Three decades later, Gilbert Baker was dreaming up a new way to represent gay pride. He and others in the gay and lesbian community wanted a symbol beyond the pink triangle — the symbol Nazis had put on gays.
So he designed the LGBT pride rainbow flag, with six symbolic stripes: red for life, orange for healing, yellow for the sun, green for nature, blue for harmony and purple for spirit.
“We needed something to express our joy, our beauty, our power,” Baker said. “And the rainbow did that.”
Not everyone supports rainbow flag
About 80 miles from Orlando, a rainbow flag flies at the Hillsborough County Center in Tampa — much to the dismay of County Commissioner Stacy White.
White said he received an anonymous call from a county employee who said “it will be nearly unbearable for her pass the ‘pride’ flag each morning” due to her strong Christian beliefs, the Tampa Bay Times reported.
“I wish to state for the record that, even if there is deemed to be zero liability from an HR perspective, it is still — in my view — unconscionable that the county administrator didn’t express to the board that this divisive symbol might create an uncomfortable workplace environment for many of his employees,” White wrote, according to the Times.
While he opposed raising the rainbow flag, calling it divisive, White supported keeping the Confederate flag in the county building after the Charleston massacre, the Tampa Tribune reported.
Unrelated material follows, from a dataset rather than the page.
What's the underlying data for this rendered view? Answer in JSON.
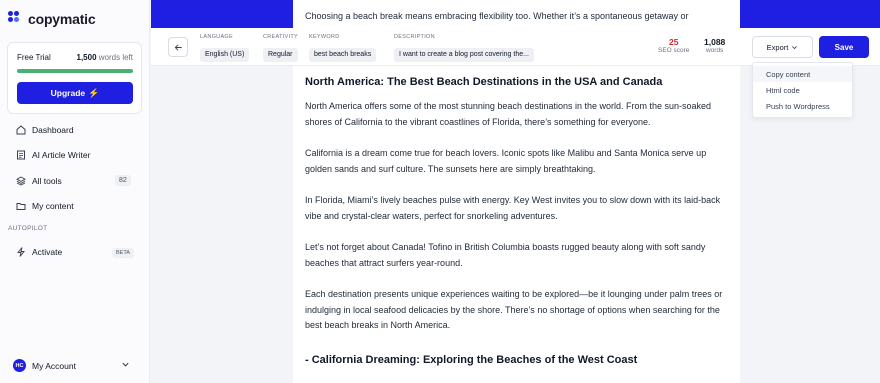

After a lengthy debate, White switched sides and voted to remove the Confederate flag.
White has not responded to CNN’s requests for comment about his stances on the two flags.
But public outcry against the rainbow flag pales in comparison to the throngs of supporters.
“There is now a giant rainbow flag hanging in front of the 2nd largest Presbyterian (USA) church in the country,” Layton E. Williams of Chicago tweeted.
And the rainbow displays went far beyond the U.S.
“Belfast City Hall. Blackpool Tower. St George’s Hall Liverpool. Lit up with rainbow flag,” LGBT Labour said.